Has anyone tried making wine from Norton (also called Cynthiana) grapes. Know any recipes?


----------



## Steve (May 21, 2007)

My dad makes it from them. I'll see if he can get me his recipes.


----------



## bj4271 (May 21, 2007)

Great! I'll have it when my vines start producing.


----------



## smurfe (May 21, 2007)

I love Norton/Cynthiana wine. I would like to grow them here. Itcan be done but is a ton of work. One local vineyard here grows them and makes wine.You can use any general recipe. Check your Brix and acid levels, make your adjustmentsand go to town. Not really any different than if you were using a Merlot or Cabernet.


----------



## ImkerVS (Jan 5, 2016)

I got a few Cynthiana/Norton from  Pense Nursery and they're starting their 2nd year. Always loved history, and read The Wild Vine by Todd Kliman, and that got me interested.
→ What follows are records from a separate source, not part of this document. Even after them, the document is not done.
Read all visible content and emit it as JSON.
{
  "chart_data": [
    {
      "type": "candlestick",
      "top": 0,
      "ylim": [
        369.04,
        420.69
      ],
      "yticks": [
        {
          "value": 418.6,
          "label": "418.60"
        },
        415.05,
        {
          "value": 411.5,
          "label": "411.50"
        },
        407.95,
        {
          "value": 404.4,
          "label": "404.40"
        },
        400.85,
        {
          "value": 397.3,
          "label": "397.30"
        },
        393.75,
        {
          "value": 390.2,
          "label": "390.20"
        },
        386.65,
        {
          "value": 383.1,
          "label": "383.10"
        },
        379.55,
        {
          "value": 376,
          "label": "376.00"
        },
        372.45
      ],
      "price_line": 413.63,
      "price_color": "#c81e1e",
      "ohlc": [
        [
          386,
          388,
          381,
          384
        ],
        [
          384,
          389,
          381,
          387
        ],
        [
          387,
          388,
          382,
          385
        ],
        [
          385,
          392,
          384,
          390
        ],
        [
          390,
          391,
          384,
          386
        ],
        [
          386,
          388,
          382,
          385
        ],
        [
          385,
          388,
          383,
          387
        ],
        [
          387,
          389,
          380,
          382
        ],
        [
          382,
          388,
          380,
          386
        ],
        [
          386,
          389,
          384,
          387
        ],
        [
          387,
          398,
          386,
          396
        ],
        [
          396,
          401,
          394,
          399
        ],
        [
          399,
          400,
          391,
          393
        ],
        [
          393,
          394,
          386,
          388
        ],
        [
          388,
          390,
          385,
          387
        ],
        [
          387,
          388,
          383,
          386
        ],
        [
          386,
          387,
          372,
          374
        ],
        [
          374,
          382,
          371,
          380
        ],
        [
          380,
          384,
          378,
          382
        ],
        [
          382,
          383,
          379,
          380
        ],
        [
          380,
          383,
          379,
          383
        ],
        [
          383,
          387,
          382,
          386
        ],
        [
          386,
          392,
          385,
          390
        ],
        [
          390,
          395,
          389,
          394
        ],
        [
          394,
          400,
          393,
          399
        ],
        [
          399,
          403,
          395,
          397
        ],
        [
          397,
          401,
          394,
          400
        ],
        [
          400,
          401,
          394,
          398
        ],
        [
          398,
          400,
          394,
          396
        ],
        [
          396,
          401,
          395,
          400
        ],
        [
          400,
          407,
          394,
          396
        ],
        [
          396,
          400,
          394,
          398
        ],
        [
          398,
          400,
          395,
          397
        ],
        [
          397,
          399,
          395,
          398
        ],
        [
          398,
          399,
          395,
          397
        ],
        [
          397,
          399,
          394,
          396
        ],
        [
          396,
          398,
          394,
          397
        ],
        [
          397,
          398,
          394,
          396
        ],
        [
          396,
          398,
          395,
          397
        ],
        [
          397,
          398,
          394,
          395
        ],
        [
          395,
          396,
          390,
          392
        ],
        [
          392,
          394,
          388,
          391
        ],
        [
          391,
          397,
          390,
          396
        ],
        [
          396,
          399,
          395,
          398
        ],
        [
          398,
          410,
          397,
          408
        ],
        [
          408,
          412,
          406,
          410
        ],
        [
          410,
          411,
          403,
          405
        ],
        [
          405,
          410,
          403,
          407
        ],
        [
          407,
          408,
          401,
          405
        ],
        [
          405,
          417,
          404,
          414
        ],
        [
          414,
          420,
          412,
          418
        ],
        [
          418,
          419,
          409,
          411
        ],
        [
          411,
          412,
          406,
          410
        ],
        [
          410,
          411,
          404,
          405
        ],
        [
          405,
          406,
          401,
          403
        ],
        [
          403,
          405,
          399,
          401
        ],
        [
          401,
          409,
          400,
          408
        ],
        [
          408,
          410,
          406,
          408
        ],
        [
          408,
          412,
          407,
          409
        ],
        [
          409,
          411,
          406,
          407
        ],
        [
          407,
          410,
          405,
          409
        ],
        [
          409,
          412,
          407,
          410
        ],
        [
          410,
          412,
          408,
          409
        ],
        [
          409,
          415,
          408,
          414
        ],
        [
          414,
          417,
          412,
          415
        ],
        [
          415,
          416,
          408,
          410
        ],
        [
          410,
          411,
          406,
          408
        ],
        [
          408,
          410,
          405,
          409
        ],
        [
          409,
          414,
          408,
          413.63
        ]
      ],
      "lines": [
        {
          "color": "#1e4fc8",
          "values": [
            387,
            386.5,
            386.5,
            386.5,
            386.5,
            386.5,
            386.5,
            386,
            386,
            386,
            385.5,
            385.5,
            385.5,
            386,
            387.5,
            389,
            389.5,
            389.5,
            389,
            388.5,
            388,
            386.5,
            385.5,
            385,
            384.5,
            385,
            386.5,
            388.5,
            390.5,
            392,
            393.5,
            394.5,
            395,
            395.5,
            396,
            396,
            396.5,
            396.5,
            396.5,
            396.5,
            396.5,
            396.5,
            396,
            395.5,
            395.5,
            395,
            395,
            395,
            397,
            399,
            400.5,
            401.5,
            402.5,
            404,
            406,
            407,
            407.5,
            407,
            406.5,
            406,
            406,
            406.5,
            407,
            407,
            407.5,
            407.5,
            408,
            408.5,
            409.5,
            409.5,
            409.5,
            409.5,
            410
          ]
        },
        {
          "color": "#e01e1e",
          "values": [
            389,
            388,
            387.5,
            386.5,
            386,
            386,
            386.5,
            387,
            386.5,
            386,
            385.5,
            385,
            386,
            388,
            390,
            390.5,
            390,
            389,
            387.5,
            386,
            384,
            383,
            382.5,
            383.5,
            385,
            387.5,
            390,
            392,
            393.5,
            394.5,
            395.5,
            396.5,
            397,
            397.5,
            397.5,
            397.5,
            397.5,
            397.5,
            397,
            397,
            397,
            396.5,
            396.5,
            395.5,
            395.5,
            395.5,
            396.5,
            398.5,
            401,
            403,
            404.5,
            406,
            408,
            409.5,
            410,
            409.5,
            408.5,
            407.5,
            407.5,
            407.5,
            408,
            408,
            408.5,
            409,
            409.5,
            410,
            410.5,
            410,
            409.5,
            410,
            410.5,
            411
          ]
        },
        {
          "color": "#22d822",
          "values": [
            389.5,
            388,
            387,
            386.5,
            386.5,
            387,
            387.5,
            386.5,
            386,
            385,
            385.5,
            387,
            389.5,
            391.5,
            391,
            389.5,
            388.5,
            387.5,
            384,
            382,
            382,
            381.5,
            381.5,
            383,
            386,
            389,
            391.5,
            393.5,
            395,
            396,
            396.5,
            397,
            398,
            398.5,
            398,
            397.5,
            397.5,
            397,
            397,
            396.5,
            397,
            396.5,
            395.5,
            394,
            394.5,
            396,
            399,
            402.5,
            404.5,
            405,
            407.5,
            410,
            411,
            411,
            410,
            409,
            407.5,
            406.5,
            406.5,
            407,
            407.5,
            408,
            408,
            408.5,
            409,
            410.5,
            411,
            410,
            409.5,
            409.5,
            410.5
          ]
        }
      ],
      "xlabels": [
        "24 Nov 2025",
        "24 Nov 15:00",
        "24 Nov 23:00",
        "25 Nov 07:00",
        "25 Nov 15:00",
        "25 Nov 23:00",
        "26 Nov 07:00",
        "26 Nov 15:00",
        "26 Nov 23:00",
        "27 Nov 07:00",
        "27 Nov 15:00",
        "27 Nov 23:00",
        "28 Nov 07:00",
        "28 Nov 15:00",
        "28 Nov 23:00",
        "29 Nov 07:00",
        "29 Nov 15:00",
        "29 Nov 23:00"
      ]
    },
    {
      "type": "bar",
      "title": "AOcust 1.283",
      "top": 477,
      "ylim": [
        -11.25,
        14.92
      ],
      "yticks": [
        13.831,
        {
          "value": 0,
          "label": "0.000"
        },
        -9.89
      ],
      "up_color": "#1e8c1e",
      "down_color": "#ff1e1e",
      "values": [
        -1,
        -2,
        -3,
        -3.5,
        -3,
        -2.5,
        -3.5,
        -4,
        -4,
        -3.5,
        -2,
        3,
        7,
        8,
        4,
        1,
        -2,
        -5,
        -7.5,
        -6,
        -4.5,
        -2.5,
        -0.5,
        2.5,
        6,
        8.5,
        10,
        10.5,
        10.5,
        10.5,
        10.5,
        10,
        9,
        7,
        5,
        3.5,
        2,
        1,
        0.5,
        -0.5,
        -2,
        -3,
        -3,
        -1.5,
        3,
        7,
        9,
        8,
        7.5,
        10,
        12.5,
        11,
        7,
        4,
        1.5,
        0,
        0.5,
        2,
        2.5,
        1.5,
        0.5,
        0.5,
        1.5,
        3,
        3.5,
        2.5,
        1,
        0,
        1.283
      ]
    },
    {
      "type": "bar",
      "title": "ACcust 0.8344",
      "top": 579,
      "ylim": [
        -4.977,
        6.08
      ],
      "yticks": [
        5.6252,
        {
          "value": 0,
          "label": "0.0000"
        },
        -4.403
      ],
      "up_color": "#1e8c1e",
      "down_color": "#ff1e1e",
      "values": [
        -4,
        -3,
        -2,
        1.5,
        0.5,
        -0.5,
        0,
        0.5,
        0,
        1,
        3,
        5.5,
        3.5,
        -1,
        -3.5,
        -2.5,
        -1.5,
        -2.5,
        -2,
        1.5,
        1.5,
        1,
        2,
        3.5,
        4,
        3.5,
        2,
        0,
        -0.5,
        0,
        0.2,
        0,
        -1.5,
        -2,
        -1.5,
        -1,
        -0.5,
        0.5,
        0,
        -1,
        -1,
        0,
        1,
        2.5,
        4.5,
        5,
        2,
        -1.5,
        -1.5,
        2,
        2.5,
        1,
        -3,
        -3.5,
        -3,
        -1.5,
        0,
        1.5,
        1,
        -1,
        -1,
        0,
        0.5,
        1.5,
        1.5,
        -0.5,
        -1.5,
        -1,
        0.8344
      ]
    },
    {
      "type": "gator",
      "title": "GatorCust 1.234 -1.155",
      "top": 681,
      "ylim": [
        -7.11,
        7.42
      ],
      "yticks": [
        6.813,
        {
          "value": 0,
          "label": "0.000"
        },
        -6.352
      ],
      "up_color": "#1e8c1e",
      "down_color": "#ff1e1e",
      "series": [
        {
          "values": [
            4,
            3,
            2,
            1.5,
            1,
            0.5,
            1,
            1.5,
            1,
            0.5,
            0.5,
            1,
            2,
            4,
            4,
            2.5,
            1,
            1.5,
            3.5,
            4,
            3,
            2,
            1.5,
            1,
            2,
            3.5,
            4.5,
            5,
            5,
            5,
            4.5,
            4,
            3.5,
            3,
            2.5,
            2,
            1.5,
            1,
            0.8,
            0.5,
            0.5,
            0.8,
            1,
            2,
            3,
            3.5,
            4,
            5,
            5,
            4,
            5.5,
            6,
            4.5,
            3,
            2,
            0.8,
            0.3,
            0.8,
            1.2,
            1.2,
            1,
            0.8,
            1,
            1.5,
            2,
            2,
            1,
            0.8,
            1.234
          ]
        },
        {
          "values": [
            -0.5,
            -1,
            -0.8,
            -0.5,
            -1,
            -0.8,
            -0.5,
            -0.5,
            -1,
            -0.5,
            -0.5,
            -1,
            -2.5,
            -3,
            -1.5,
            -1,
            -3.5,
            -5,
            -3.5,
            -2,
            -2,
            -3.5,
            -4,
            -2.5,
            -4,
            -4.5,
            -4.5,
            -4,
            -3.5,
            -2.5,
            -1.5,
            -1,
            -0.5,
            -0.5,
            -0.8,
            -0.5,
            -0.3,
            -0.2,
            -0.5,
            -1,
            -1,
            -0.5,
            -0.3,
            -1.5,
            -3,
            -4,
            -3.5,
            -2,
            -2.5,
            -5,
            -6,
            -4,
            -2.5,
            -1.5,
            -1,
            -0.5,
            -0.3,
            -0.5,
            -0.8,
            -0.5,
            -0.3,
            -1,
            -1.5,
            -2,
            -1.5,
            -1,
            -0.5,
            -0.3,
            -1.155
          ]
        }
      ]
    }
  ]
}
I hear the dark reds really have to be aged a long time, 4 or 5 years at least, so I'll probably use it for blending to start with.


----------



## salcoco (Jan 6, 2016)

Norton is usually high in malic acid. use yeast 71b or Marvin at fermentation. add some oak chips at begining of fermentation. start with a sg-1092 and a ph level of 3.3-3.5. rack wine three days after pressing. rack again in three weeks. age with more oak in carboy or in a barrel to your taste. bottle and age another year or more.
use Hungarian oak cubes for carboy aging although others work well also.


----------